The Carney government is asking the Supreme Court of Canada to do something unprecedented: give judges explicit power to second-guess whether elected governments should have invoked the Charter’s notwithstanding clause. If successful, this would fundamentally alter the balance between democratic accountability and judicial authority that has defined Canadian constitutional law for over four decades, as well as raise the spectre of a constitutional crisis.
In its recently filed brief in the litigation challenging Quebec’s secularism law, Bill 21, Ottawa argued that courts should be able to declare when a law protected by the notwithstanding clause violates Charter rights, even if they cannot strike it down. More dramatically, Ottawa wants courts to review “prolonged” use of the clause to determine whether that creates an “irreparable impairment” of rights.
If accepted, this would mark the first time in Canadian history that courts could police legislatures’ use of section 33 beyond checking that its formal requirements have been met, transforming what was designed as a democratic safety valve into a judicially supervised device.
To understand what’s at stake, we need to remember why section 33 exists at all. The notwithstanding clause was essential to Canada’s constitutional compromise in 1982. Former premiers, including Peter Lougheed of Alberta and Allan Blakeney of Saskatchewan, insisted on including section 33 as a means by which legislatures could either address clear judicial mistakes or signal their reasonable disagreement with judicial interpretations of the Constitution.

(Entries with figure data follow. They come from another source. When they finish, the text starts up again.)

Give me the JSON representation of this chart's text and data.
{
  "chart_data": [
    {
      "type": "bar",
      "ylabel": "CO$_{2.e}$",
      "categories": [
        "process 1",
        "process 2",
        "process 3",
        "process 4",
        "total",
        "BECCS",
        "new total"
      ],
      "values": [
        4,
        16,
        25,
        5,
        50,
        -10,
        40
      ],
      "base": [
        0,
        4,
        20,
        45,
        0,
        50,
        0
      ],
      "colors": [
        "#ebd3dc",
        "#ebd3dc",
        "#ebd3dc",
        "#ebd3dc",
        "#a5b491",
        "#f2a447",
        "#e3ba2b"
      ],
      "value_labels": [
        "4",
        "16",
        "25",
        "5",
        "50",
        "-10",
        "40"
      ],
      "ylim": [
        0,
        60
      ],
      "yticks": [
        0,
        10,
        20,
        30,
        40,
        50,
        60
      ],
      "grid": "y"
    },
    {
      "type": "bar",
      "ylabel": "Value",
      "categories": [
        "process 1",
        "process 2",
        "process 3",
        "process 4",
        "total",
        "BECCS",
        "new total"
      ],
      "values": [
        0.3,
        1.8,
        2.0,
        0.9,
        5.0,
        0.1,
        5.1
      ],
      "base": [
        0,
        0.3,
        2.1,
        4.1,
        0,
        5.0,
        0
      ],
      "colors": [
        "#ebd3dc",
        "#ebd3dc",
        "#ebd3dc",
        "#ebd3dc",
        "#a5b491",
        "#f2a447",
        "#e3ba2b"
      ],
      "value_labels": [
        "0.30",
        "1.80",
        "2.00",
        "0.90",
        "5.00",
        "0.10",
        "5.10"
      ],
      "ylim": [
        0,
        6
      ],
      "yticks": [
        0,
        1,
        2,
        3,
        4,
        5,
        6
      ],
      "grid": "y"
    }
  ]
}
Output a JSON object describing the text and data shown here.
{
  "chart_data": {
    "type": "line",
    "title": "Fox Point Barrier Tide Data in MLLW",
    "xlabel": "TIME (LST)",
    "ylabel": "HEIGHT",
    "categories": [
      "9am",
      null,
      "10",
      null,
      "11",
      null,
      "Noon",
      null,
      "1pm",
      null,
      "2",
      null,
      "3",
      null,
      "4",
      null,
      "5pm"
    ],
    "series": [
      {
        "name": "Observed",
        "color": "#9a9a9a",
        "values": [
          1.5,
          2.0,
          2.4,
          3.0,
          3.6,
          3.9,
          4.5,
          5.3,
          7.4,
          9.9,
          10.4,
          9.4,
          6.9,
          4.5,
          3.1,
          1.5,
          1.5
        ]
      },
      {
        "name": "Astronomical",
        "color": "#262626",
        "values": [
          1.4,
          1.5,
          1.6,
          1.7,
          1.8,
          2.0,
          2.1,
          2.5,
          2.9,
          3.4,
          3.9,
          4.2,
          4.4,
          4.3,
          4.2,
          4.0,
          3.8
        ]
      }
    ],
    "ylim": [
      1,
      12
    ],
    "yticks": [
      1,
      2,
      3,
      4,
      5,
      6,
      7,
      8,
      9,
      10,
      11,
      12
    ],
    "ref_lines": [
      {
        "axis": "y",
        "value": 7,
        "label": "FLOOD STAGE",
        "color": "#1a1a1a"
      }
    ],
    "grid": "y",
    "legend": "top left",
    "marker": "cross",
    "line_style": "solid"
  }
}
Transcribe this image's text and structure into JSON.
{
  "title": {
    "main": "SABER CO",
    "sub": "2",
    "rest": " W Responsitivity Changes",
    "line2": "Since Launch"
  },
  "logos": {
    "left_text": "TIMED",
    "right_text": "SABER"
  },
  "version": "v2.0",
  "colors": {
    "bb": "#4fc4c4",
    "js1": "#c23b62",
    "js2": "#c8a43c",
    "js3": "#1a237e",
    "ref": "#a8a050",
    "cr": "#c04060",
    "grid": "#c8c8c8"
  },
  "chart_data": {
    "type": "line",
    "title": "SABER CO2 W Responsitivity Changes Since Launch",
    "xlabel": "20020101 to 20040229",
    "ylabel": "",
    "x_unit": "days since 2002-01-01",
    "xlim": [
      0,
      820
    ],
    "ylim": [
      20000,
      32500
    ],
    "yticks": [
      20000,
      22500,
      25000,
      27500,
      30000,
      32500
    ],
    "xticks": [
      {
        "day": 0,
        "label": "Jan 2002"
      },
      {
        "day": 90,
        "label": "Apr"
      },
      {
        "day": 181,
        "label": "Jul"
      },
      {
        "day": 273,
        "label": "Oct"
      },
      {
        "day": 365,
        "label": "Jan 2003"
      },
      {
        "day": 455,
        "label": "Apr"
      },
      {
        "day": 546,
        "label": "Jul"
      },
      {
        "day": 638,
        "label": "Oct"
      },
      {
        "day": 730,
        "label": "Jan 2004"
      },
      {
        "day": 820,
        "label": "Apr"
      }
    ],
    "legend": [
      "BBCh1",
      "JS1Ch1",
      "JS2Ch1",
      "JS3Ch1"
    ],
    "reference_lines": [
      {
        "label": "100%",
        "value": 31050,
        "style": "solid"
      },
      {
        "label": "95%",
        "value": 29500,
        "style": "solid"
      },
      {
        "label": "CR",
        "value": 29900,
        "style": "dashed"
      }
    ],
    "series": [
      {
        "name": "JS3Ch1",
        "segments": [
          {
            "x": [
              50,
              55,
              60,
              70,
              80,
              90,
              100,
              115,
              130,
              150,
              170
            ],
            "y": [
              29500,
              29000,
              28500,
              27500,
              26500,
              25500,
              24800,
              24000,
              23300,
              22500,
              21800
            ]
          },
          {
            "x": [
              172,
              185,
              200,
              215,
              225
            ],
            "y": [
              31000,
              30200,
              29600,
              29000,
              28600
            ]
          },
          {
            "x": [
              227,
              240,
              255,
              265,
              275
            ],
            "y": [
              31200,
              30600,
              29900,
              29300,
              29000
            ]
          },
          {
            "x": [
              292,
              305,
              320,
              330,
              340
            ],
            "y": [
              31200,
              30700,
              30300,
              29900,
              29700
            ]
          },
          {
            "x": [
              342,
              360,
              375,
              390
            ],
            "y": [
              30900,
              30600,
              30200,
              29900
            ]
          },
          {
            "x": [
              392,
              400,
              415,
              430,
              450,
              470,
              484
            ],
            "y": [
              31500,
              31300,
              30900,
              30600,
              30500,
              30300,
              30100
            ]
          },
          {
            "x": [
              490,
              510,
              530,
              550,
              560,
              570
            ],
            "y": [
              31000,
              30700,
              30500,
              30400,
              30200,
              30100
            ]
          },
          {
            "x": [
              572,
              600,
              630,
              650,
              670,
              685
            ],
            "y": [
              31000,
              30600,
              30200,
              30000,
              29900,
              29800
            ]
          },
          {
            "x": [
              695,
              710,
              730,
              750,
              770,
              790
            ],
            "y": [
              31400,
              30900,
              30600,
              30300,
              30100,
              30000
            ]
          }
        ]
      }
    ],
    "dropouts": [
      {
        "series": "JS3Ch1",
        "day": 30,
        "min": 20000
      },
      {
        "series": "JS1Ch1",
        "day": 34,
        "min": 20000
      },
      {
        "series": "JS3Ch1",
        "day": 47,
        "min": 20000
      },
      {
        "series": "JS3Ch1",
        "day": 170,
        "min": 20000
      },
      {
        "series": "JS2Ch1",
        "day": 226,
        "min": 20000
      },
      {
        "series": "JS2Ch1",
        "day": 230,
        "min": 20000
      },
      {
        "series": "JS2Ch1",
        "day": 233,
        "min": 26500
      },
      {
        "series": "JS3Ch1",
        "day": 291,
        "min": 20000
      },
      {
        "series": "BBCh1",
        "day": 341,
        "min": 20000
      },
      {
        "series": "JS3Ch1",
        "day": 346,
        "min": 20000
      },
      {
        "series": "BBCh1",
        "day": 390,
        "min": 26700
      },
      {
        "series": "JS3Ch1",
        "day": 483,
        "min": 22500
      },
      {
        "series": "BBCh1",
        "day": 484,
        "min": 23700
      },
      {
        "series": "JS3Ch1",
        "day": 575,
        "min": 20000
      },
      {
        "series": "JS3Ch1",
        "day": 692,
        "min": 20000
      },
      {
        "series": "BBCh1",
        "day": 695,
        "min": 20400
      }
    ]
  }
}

As the Quebec Court of Appeal recently reaffirmed in Hak v. Attorney General of Quebec, one of the decisions underlying this appeal, section 33 is itself part of the Constitution, and there would have been no Charter without it. Section 33 was the compromise that allowed the Charter to exist at all—a deliberate check on judicial supremacy.
This wasn’t an accident or oversight. When considering the crucial role of judges in protecting rights, it’s important to recall that they sit on one branch of the very constitutional state they are meant to govern. It would be naive to assume that judges are incapable of error, or that there might not be room for reasonable disagreement between the judiciary and legislatures about their constitutional decisions.
The federal submission dresses up its proposal as rights protection, but its basic effect would be a dramatic transfer of power from legislatures to courts.